[Democracy In America Volume 1 (of 2) by Alexis de Toqueville]@TWC D-Link bookDemocracy In America Volume 1 (of 2) CHAPTER XIV: Advantages American Society Derive From Democracy--Part II 4/9
No sooner do you set foot upon the American soil than you are stunned by a kind of tumult; a confused clamor is heard on every side; and a thousand simultaneous voices demand the immediate satisfaction of their social wants.
Everything is in motion around you; here, the people of one quarter of a town are met to decide upon the building of a church; there, the election of a representative is going on; a little further the delegates of a district are posting to the town in order to consult upon some local improvements; or in another place the laborers of a village quit their ploughs to deliberate upon the project of a road or a public school.

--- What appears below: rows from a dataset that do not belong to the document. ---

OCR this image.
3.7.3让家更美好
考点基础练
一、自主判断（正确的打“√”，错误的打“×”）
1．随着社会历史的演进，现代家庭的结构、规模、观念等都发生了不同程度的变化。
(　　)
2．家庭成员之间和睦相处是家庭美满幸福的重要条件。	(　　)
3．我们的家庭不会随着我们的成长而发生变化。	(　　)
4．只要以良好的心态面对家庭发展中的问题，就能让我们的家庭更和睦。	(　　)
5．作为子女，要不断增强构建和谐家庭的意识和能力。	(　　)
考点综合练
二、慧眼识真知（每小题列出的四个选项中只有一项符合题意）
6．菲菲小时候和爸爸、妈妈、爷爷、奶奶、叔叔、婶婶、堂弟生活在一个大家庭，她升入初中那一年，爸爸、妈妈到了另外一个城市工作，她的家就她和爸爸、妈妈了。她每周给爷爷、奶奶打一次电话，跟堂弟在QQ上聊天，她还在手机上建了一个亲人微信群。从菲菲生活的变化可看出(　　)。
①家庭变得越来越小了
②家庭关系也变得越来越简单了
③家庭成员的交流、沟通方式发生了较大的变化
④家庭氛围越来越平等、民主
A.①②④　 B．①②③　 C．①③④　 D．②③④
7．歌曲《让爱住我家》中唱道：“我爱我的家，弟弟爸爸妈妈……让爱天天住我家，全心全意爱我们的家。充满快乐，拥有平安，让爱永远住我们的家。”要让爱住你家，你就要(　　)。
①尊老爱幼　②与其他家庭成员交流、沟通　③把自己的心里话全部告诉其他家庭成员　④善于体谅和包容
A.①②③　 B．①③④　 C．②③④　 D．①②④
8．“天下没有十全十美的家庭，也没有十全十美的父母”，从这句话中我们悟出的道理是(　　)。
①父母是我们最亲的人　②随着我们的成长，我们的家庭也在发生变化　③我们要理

Meetings are called for the sole purpose of declaring their disapprobation of the line of conduct pursued by the Government; whilst in other assemblies the citizens salute the authorities of the day as the fathers of their country.
Societies are formed which regard drunkenness as the principal cause of the evils under which the State labors, and which solemnly bind themselves to give a constant example of temperance.
*c [Footnote c: At the time of my stay in the United States the temperance societies already consisted of more than 270,000 members, and their effect had been to diminish the consumption of fermented liquors by 500,000 gallons per annum in the State of Pennsylvania alone.] The great political agitation of the American legislative bodies, which is the only kind of excitement that attracts the attention of foreign countries, is a mere episode or a sort of continuation of that universal movement which originates in the lowest classes of the people and extends successively to all the ranks of society.